Department of Biostatistics and Bioinformatics, Duke University Medical Center, Durham, North Carolina 27710, USA.
BMC Bioinformatics. 2009 Oct 15;10:336. doi: 10.1186/1471-2105-10-336.
Time-course microarray experiments are widely used to study the temporal profiles of gene expression. Storey et al. (2005) developed a method for analyzing time-course microarray studies that can be applied to discovering genes whose expression trajectories change over time within a single biological group, or those that follow different time trajectories among multiple groups. They estimated the expression trajectories of each gene using natural cubic splines under the null (no time-course) and alternative (time-course) hypotheses, and used a goodness of fit test statistic to quantify the discrepancy. The null distribution of the statistic was approximated through a bootstrap method. Gene expression levels in microarray data are often complicatedly correlated. An accurate type I error control adjusting for multiple testing requires the joint null distribution of test statistics for a large number of genes. For this purpose, permutation methods have been widely used because of computational ease and their intuitive interpretation.
In this paper, we propose a permutation-based multiple testing procedure based on the test statistic used by Storey et al. (2005). We also propose an efficient computation algorithm. Extensive simulations are conducted to investigate the performance of the permutation-based multiple testing procedure. The application of the proposed method is illustrated using the Caenorhabditis elegans dauer developmental data.
Our method is computationally efficient and applicable for identifying genes whose expression levels are time-dependent in a single biological group and for identifying the genes for which the time-profile depends on the group in a multi-group setting.

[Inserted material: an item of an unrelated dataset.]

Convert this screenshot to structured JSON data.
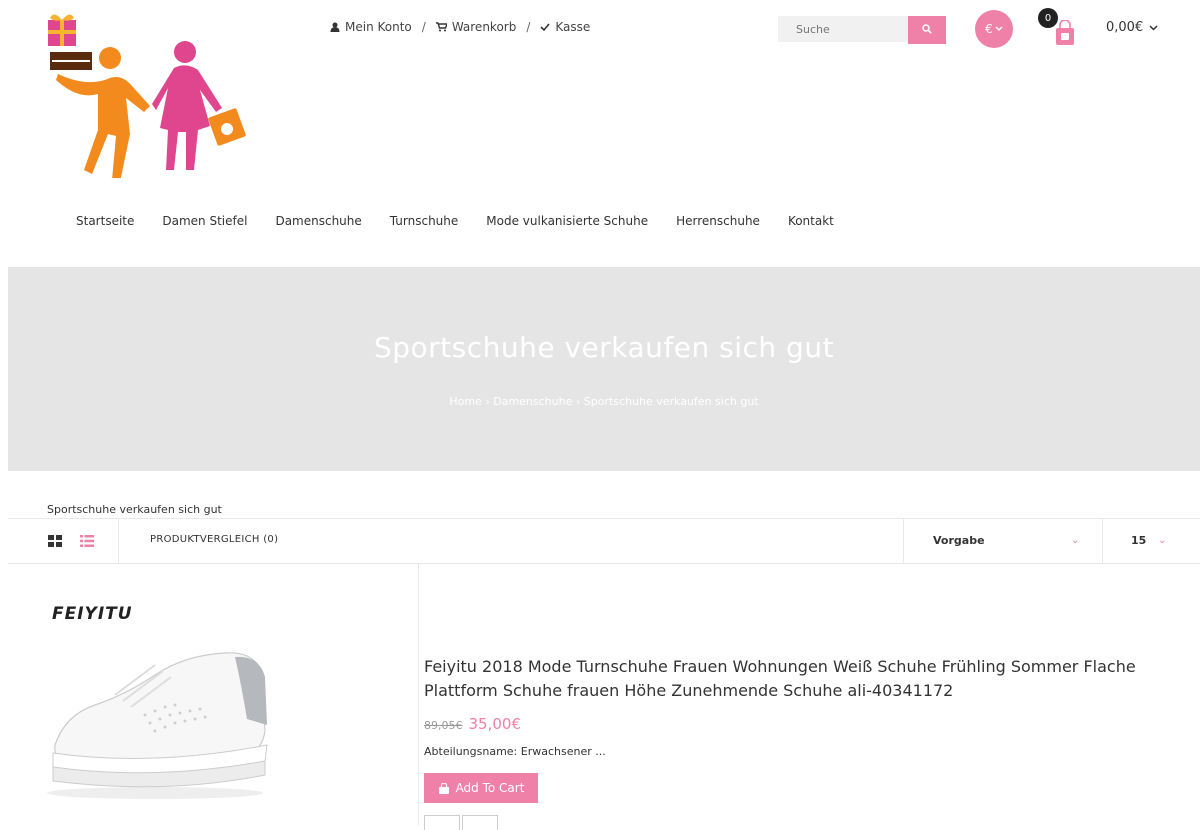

时间进程微阵列实验被广泛用于研究基因表达的时间进程。Storey 等人(2005)开发了一种分析时间进程微阵列研究的方法,该方法可用于发现单个生物群体中基因表达轨迹随时间变化的基因,或在多个群体中遵循不同时间轨迹的基因。他们在零假设(无时间进程)和替代假设(时间进程)下使用自然三次样条估计每个基因的表达轨迹,并使用拟合优度检验统计量来量化差异。该统计量的零分布通过自举方法进行逼近。微阵列数据中的基因表达水平通常存在复杂的相关性。为了准确控制多重检验的类型 I 错误,需要对大量基因的检验统计量进行联合零分布。为此,由于计算简便和直观的解释,置换方法被广泛使用。
在本文中,我们提出了一种基于 Storey 等人(2005)使用的检验统计量的置换多重检验程序。我们还提出了一种有效的计算算法。进行了广泛的模拟研究以研究置换多重检验程序的性能。通过使用秀丽隐杆线虫 dauer 发育数据来说明所提出方法的应用。
我们的方法计算效率高,适用于识别单个生物群体中基因表达水平随时间变化的基因,以及在多群体设置中识别基因表达时间谱依赖于群体的基因。